Self-organized mechano-chemical instabilities drive the emergence of tissue morphogenesis in digit organoids
- Date
- December 11 (Thu) 13:00 - 14:00, 2025 (JST)
- Speaker
-
- Antoine Diez (Research Scientist, Mathematical Application Research Team, Division of Applied Mathematical Science, RIKEN Center for Interdisciplinary Theoretical and Mathematical Sciences (iTHEMS))
- Venue
- Seminar Room #359 (Main Venue)
- via Zoom
- Language
- English
- Host
- Antoine Diez
Tissue morphogenesis is an emergent phenomenon: macroscopic structures cannot be predicted from a mere list of genes and cells. We examine here how digits arise from a spherical limb bud and present a framework linking microscopic cellular behavior to morphogenesis. To extract digit morphogenesis in vitro, we created a limb-mesenchyme organoid that breaks symmetry and forms digit-like cartilage.
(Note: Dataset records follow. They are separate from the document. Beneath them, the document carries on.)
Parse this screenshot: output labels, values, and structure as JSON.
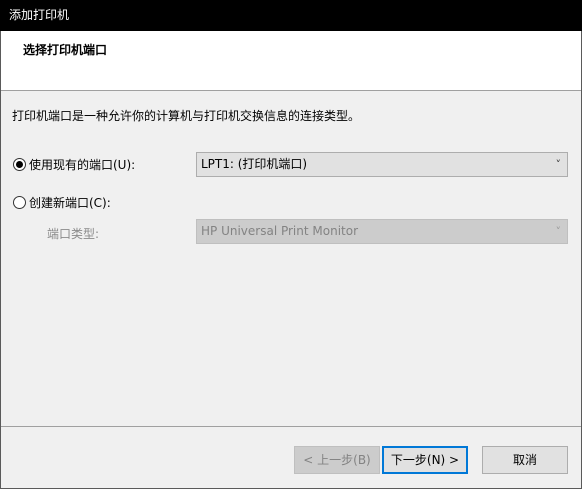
{
  "window": {
    "title": "添加打印机"
  },
  "header": {
    "title": "选择打印机端口"
  },
  "content": {
    "description": "打印机端口是一种允许你的计算机与打印机交换信息的连接类型。",
    "use_existing": {
      "label": "使用现有的端口(U):",
      "selected": true,
      "dropdown_value": "LPT1: (打印机端口)"
    },
    "create_new": {
      "label": "创建新端口(C):",
      "selected": false,
      "port_type_label": "端口类型:",
      "port_type_value": "HP Universal Print Monitor"
    }
  },
  "footer": {
    "back_label": "< 上一步(B)",
    "next_label": "下一步(N) >",
    "cancel_label": "取消"
  },
  "icons": {
    "dropdown": "chevron-down-icon"
  }
}
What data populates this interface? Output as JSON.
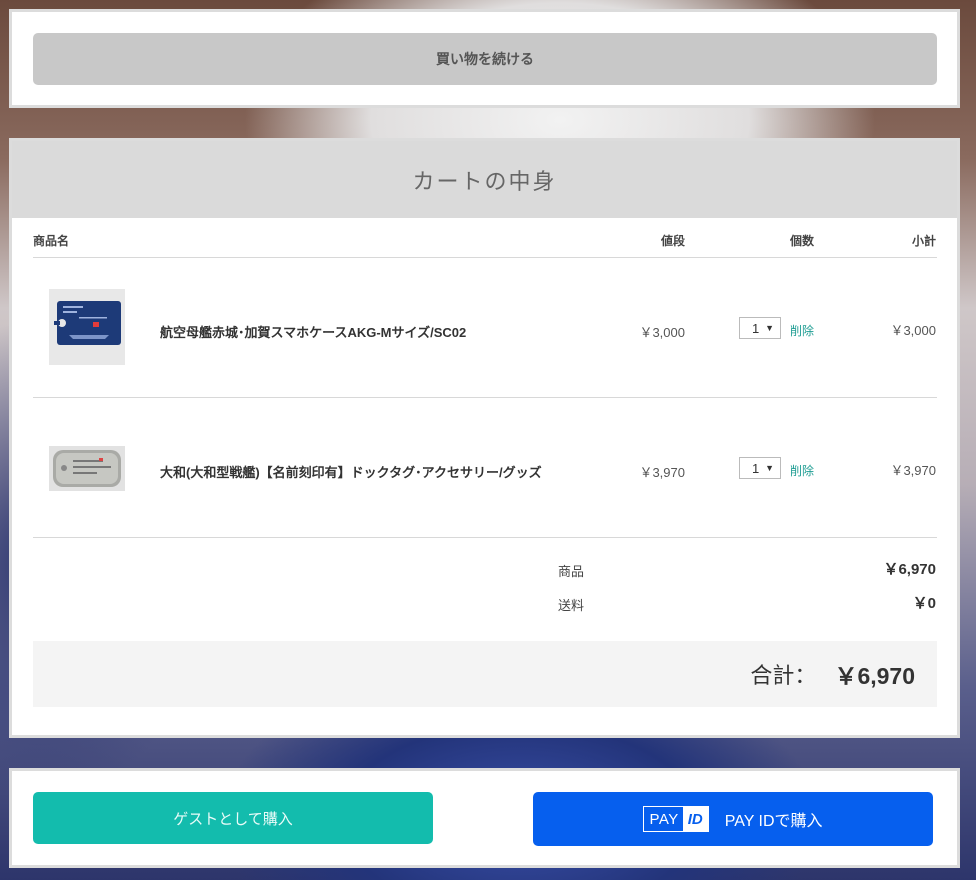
{
  "top": {
    "continue_label": "買い物を続ける"
  },
  "cart": {
    "title": "カートの中身",
    "columns": {
      "name": "商品名",
      "price": "値段",
      "qty": "個数",
      "subtotal": "小計"
    },
    "items": [
      {
        "name": "航空母艦赤城･加賀スマホケースAKG-Mサイズ/SC02",
        "price": "￥3,000",
        "qty": "1",
        "delete_label": "削除",
        "subtotal": "￥3,000",
        "image": "phone-case-thumbnail"
      },
      {
        "name": "大和(大和型戦艦)【名前刻印有】ドックタグ･アクセサリー/グッズ",
        "price": "￥3,970",
        "qty": "1",
        "delete_label": "削除",
        "subtotal": "￥3,970",
        "image": "dog-tag-thumbnail"
      }
    ],
    "summary": {
      "items_label": "商品",
      "items_value": "￥6,970",
      "shipping_label": "送料",
      "shipping_value": "￥0",
      "total_label": "合計：",
      "total_value": "￥6,970"
    }
  },
  "checkout": {
    "guest_label": "ゲストとして購入",
    "payid_logo_pay": "PAY",
    "payid_logo_id": "ID",
    "payid_label": "PAY IDで購入"
  },
  "colors": {
    "guest_button": "#13bcad",
    "payid_button": "#065fee",
    "delete_link": "#1f9d93",
    "header_bg": "#dadada"
  }
}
Analyzing cell behavior, iterating between experimental evidence and cellular-based models, shows that microscopic mechanisms like differential adhesion between distal and proximal autopod cells, chemotaxis toward Fgf8b, and biased traction can drive tissue-wide deformations by convergent extension that eventually lead to the formation of digit structures. Taking the continuum limit of these microscopic rules yields a modified Cahn–Hilliard equation, that is well known to describe fluid interfaces and so-called fingering instabilities, but that is shown here to recapitulate well organoid morphogenesis. Taken together, this work suggests that the emergence of “fingers” can be explained in a theoretical framework as a type of fingering instability.